Question: Media reports say unknown individuals have poured cement on the Eternal Flame memorial in the Park of Glory in Kiev. What can you say about this?

Sergey Lavrov: This is an outrageous act of sacrilege that is at odds with all European values and principles underlying the UN. Unfortunately, such things that involve defacing Great Patriotic War monuments are not rare in Ukraine. This shows the inability of the Kiev regime to clamp down on ultra-radicals and neo-Nazis, who feel very much at ease in today’s Ukraine. Let’s not forget that this group of radicals and extremists organised the February 2014 coup, violating the agreement that was signed by European countries: France, Germany and Poland. These radicals also organised a bloodbath, a massacre in Odessa and a number of other cities. None of these crimes have been solved although the Council of Europe has established a special agency to investigate what happened on Maidan [Independence Square in Kiev] and on May 2, 2014 in Odessa. We have seen no results of the investigation conducted by the Ukrainian authorities that is supposedly being overseen by the respected European organisation.

In addition to the appeals made to the OSCE, the Council of Europe and the relevant UN agencies, we should take a more demanding approach toward the line that the EU and NATO are taking with regard to Ukraine. These organisations are actively wooing Ukraine’s present regime. When they proudly declare from Brussels that a European choice should be open to the Ukrainians, they should first of all consider just how ready the present Ukrainian regime is to embrace European standards and values. For starters, they should demand respect for the norms of civilised behaviour and a crackdown on the neo-Nazi scum who are committing atrocities as well as trying to call the shots together with imposing their will on the country. Perhaps nobody would be surprised to learn that special responsibility for the way the Kiev authorities are carrying on rests with the United States that is essentially directing the Kiev authorities in a manual control mode.

One recent example. Word has it that the Verkhovna Rada is going to discuss a package of laws on military reform.
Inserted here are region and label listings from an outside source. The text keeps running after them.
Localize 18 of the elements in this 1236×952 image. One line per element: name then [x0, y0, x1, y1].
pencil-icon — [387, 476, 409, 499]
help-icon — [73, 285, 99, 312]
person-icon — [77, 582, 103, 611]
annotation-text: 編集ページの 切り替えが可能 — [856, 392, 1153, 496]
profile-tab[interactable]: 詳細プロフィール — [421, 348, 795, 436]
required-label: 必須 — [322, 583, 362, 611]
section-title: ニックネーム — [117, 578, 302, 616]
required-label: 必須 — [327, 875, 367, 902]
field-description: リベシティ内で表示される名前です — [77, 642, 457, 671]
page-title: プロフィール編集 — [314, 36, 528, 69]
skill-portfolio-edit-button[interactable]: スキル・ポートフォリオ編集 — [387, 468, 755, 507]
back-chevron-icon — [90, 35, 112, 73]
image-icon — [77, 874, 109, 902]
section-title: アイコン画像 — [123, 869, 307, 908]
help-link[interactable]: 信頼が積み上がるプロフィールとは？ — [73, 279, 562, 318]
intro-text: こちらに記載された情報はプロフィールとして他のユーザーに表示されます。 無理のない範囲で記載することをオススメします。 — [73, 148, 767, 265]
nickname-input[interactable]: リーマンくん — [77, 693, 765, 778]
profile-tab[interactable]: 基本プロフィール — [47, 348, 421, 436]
What the essence of these reforms should be, which bills in that package should be supported and which should be put aside – these matters are decided in the course of the US ambassador’s personal contacts with the Verkhovna Rada leadership.

I hope that apart from the attempts to drag Ukraine into NATO through military reform, the United States will also pay attention to the unacceptable behaviour of the [Ukrainian] authorities, including their tendency to turn a blind eye to the thugs who are feeling increasingly free and easy in Ukraine and allow them to act with impunity.